If you think back to his confirmation hearings, he was loud, upset and outright rude. These are not qualities that are at all deemed appropriate in a Supreme Court justice, yet his nomination was confirmed. When looking at the most recent allegation against him from Ramirez, he exemplifies qualities that again deem him inappropriate to be a justice, yet he remains in one of the greatest positions of power.

This seems unfair, and it absolutely is. We should be better than this. I hate to feed into the cliche “times are changing,” but there’s no denying that they are. We are seeing the end of the cycle of sexual manipulation by men in power, and just when we think we are getting somewhere, progress stops abruptly.

Women are told that we are being heard, that abusers will be stopped, but that is never the case. Not with Kavanaugh, not with Trump. The way society forgive those who have made “mistakes” happens much faster than it does to the survivors of those “mistakes.”

I hope everyone who hears of Ramirez’s allegations are appalled, which I think too few people are.
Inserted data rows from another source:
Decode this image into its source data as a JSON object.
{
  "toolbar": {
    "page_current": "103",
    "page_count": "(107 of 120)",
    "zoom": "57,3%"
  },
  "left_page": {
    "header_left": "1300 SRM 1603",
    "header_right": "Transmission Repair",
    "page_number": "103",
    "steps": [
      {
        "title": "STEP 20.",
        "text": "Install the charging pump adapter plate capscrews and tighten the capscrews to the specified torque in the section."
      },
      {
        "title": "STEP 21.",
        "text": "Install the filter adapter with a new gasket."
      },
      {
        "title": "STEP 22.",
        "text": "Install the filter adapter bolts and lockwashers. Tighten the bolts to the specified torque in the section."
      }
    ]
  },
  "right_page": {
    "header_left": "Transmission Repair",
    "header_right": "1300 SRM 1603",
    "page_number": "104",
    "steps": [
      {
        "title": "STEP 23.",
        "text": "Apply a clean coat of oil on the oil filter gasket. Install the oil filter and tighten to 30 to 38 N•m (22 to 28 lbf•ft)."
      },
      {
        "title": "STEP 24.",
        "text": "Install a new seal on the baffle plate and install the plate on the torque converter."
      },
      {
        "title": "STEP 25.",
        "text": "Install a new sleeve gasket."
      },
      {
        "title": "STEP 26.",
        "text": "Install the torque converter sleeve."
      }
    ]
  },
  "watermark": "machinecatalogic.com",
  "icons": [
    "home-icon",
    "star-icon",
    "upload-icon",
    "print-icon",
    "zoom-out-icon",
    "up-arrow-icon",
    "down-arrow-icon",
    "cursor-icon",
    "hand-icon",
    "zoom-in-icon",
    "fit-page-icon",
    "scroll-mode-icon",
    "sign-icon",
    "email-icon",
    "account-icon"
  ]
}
In our partisan way of discussing news, we’ve lost the ability to have real human reactions.

What Ramirez says happened to her is truly awful, and supporters of Kavanaugh don’t even consider it to be true, therefore not worthy of empathy. When looking at Blasey Ford’s case and what she says happened to her, we recognize that it is appalling, and yet she doesn’t and hasn’t received empathy.

In fact, she’s suffered more than Kavanaugh has following her testimony. What Kavanaugh could do to earn a little bit of my respect, and only a little, would be to apologize to these women for the pain that they have endured.

While this most recent reporting has dug up a new allegation for Kavanaugh, it unfortunately will most likely blow over.

While this may anger some people, myself included, we must hold onto that cliche of “times are changing” and hope that when our generation of Supreme Court nominees are up for confirmation hearings, we will hold them to the highest scrutiny, and they will meet the proper standards of what a justice should be.

Until then, I will continue in my abhorrence for Kavanaugh, and hope that Justice Ruth Bader Ginsberg remains a strong oppositional force to Kavanaugh on the bench until at least January 2023.